He believed that all people with disabilities should be able to lead healthy and productive lives, no matter where they live.
By Matthew Reeve: My father, actor Christopher Reeve, loved to travel, even after he was paralyzed from a severe spinal cord injury. During trips to places in the United States and abroad, he spoke with many people who, like him, had to find ways to navigate daily life while living with paralysis. These conversations only furthered his resolve that all people with disabilities should be able to lead healthy and productive lives, no matter where they live.
Unlike many living with disabilities, however, my father was fortunate to have had the resources to be able to travel, and he always had access to the highest standard of care. Few are so lucky. Of the 1 billion people with disabilities across the globe, 80% live in developing countries, many of which lack the infrastructure to properly support their needs.
Often, discrimination against the disabled is common practice, in developing and developed nations alike. According to a September report from Human Rights Watch, only about 20% of severely disabled people living in the European Union are employed because of widespread misconceptions about their ability to work. In many countries, disabled children are forced to endure segregation in the classroom, if they can attend classes at all: A UNICEF study found that only 10% of disabled children worldwide go to school. These realities are unacceptable.
One mission of the Christopher & Dana Reeve Foundation is to help people living with paralysis become fully integrated members of society. To this end, our Quality of Life program has worked with the international disability community for years. We’ve supported the health treatment of neglected, paralyzed women in remote areas of Pakistan, provided resources for children with physical disabilities to participate in environmental activities in South Africa and backed a project reintegrating Kenyans with spinal cord injuries into their communities. But there is so much more to do.
The United States has an opportunity to take on a leadership role in the field of disability rights and effect real change on a global level. Recently, the Senate Foreign Relations Committee held two hearings on the Convention on the Rights of Persons with Disabilities, commonly known as the Disability Treaty. This is a required prerequisite before the Senate votes on ratification, likely within the coming months. Based largely on the 1990 Americans with Disabilities Act, the treaty can go a long way toward ensuring that people with disabilities around the world are not discriminated against. Currently, 137 nations have ratified it. Unfortunately, the United States is not one of them.

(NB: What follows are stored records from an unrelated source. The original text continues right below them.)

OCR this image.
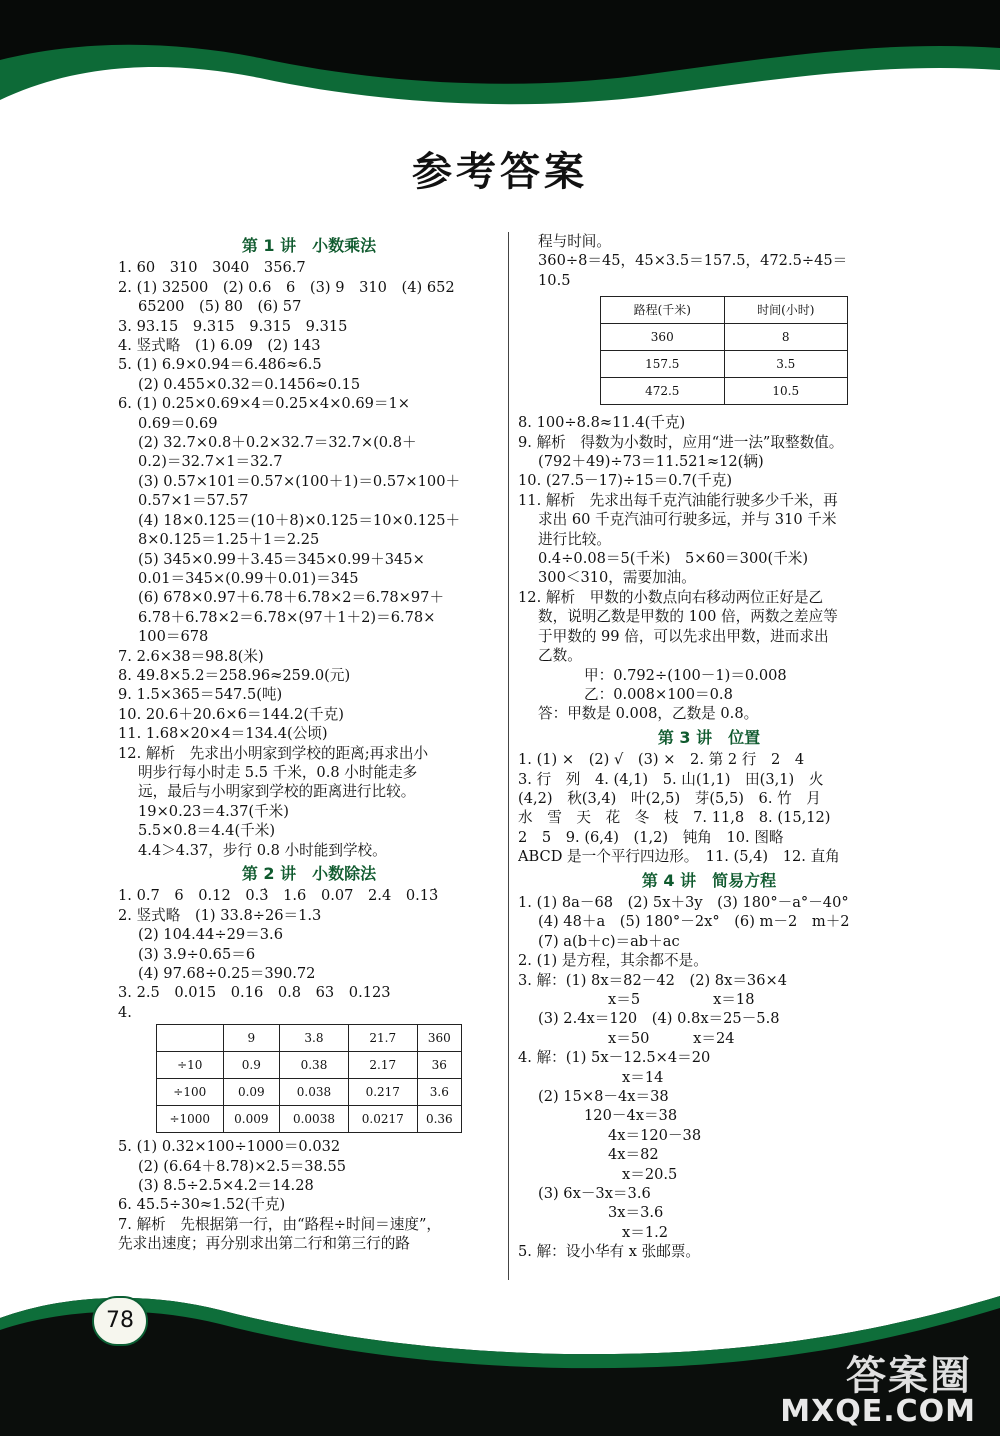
参考答案
第 1 讲　小数乘法
1. 60　310　3040　356.7
2. (1) 32500　(2) 0.6　6　(3) 9　310　(4) 652
65200　(5) 80　(6) 57
3. 93.15　9.315　9.315　9.315
4. 竖式略　(1) 6.09　(2) 143
5. (1) 6.9×0.94＝6.486≈6.5
(2) 0.455×0.32＝0.1456≈0.15
6. (1) 0.25×0.69×4＝0.25×4×0.69＝1×
0.69＝0.69
(2) 32.7×0.8＋0.2×32.7＝32.7×(0.8＋
0.2)＝32.7×1＝32.7
(3) 0.57×101＝0.57×(100＋1)＝0.57×100＋
0.57×1＝57.57
(4) 18×0.125＝(10＋8)×0.125＝10×0.125＋
8×0.125＝1.25＋1＝2.25
(5) 345×0.99＋3.45＝345×0.99＋345×
0.01＝345×(0.99＋0.01)＝345
(6) 678×0.97＋6.78＋6.78×2＝6.78×97＋
6.78＋6.78×2＝6.78×(97＋1＋2)＝6.78×
100＝678
7. 2.6×38＝98.8(米)
8. 49.8×5.2＝258.96≈259.0(元)
9. 1.5×365＝547.5(吨)
10. 20.6＋20.6×6＝144.2(千克)
11. 1.68×20×4＝134.4(公顷)
12. 解析　先求出小明家到学校的距离;再求出小
明步行每小时走 5.5 千米，0.8 小时能走多
远，最后与小明家到学校的距离进行比较。
19×0.23＝4.37(千米)
5.5×0.8＝4.4(千米)
4.4＞4.37，步行 0.8 小时能到学校。
第 2 讲　小数除法
1. 0.7　6　0.12　0.3̇　1.6　0.07　2.4　0.13̇
2. 竖式略　(1) 33.8÷26＝1.3
(2) 104.44÷29＝3.6
(3) 3.9÷0.65＝6
(4) 97.68÷0.25＝390.72
3. 2.5　0.015　0.16　0.8　63　0.123
4.
	9	3.8	21.7	360
÷10	0.9	0.38	2.17	36
÷100	0.09	0.038	0.217	3.6
÷1000	0.009	0.0038	0.0217	0.36
5. (1) 0.32×100÷1000＝0.032
(2) (6.64＋8.78)×2.5＝38.55
(3) 8.5÷2.5×4.2＝14.28
6. 45.5÷30≈1.52(千克)
7. 解析　先根据第一行，由“路程÷时间＝速度”，
先求出速度；再分别求出第二行和第三行的路
程与时间。
360÷8＝45，45×3.5＝157.5，472.5÷45＝
10.5
路程(千米)	时间(小时)
360	8
157.5	3.5
472.5	10.5
8. 100÷8.8≈11.4(千克)
9. 解析　得数为小数时，应用“进一法”取整数值。
(792＋49)÷73＝11.521≈12(辆)
10. (27.5－17)÷15＝0.7(千克)
11. 解析　先求出每千克汽油能行驶多少千米，再
求出 60 千克汽油可行驶多远，并与 310 千米
进行比较。
0.4÷0.08＝5(千米)　5×60＝300(千米)
300＜310，需要加油。
12. 解析　甲数的小数点向右移动两位正好是乙
数，说明乙数是甲数的 100 倍，两数之差应等
于甲数的 99 倍，可以先求出甲数，进而求出
乙数。
甲：0.792÷(100－1)＝0.008
乙：0.008×100＝0.8
答：甲数是 0.008，乙数是 0.8。
第 3 讲　位置
1. (1) ×　(2) √　(3) ×　2. 第 2 行　2　4
3. 行　列　4. (4,1)　5. 山(1,1)　田(3,1)　火
(4,2)　秋(3,4)　叶(2,5)　芽(5,5)　6. 竹　月
水　雪　天　花　冬　枝　7. 11,8　8. (15,12)
2　5　9. (6,4)　(1,2)　钝角　10. 图略
ABCD 是一个平行四边形。　11. (5,4)　12. 直角
第 4 讲　简易方程
1. (1) 8a－68　(2) 5x＋3y　(3) 180°－a°－40°
(4) 48＋a　(5) 180°－2x°　(6) m－2　m＋2
(7) a(b＋c)＝ab＋ac
2. (1) 是方程，其余都不是。
3. 解：(1) 8x＝82－42　(2) 8x＝36×4
x＝5　　　　　x＝18
(3) 2.4x＝120　(4) 0.8x＝25－5.8
x＝50　　　x＝24
4. 解：(1) 5x－12.5×4＝20
x＝14
(2) 15×8－4x＝38
120－4x＝38
4x＝120－38
4x＝82
x＝20.5
(3) 6x－3x＝3.6
3x＝3.6
x＝1.2
5. 解：设小华有 x 张邮票。
78
答案圈
MXQE.COM
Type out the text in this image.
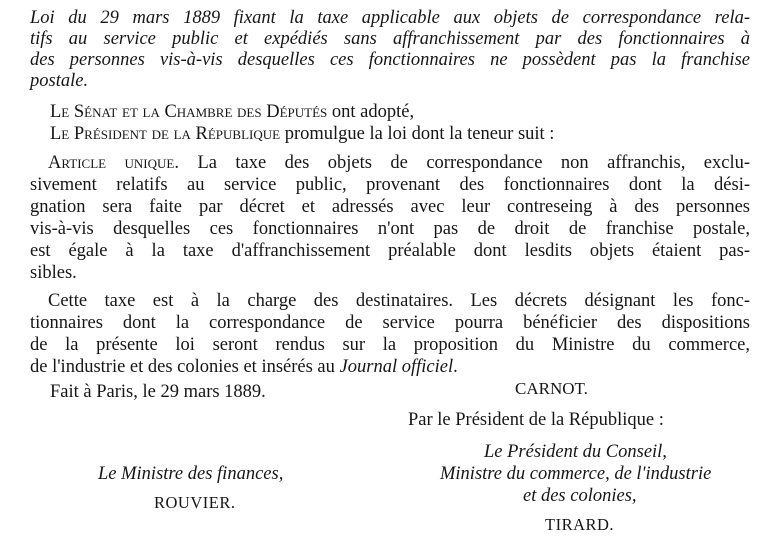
Loi du 29 mars 1889 fixant la taxe applicable aux objets de correspondance rela-
tifs au service public et expédiés sans affranchissement par des fonctionnaires à
des personnes vis-à-vis desquelles ces fonctionnaires ne possèdent pas la franchise
postale.
Le Sénat et la Chambre des Députés ont adopté,
Le Président de la République promulgue la loi dont la teneur suit :
Article unique. La taxe des objets de correspondance non affranchis, exclu-
sivement relatifs au service public, provenant des fonctionnaires dont la dési-
gnation sera faite par décret et adressés avec leur contreseing à des personnes
vis-à-vis desquelles ces fonctionnaires n'ont pas de droit de franchise postale,
est égale à la taxe d'affranchissement préalable dont lesdits objets étaient pas-
sibles.
Cette taxe est à la charge des destinataires. Les décrets désignant les fonc-
tionnaires dont la correspondance de service pourra bénéficier des dispositions
de la présente loi seront rendus sur la proposition du Ministre du commerce,
de l'industrie et des colonies et insérés au Journal officiel.
Fait à Paris, le 29 mars 1889.	CARNOT.
Par le Président de la République :
Le Président du Conseil,
Le Ministre des finances,	Ministre du commerce, de l'industrie
et des colonies,
ROUVIER.
TIRARD.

In December 2012, the treaty missed being ratified in the Senate by five votes. Remarkably, claims that the treaty would affect U.S. policy on abortion and on the home-schooling of our nation’s children led some senators to balk. These claims are pure myth. This treaty has absolutely nothing to do with abortion, and it would not in any way affect the rights of home-schooled children and their parents.
Critics have also suggested that the treaty could threaten U.S. sovereignty, but bipartisan experts have long maintained that this is not the case. Rather, adopting the treaty would expand American influence in regard to disability rights.
Not ratifying the treaty would hinder our nation’s ability to help other countries improve standards of care for persons with disabilities, and it would adversely affect Americans with disabilities who are working, studying and traveling abroad.
We must ensure equal opportunity for as many members of the global disability community as possible, and that can only happen with the participation of our nations’ leaders. It’s crucial that the U.S. take its position at the head of the table, long since established by the Americans with Disabilities Act, and ratify the Disability Treaty. Currently, more than 700 American disability, civil rights, business, veterans and faith-based groups agree, and I’m certain that my father would have too.
By Matthew Reeve
Matthew Reeve is a board member and vice chairman of international development of the Christopher & Dana Reeve Foundation.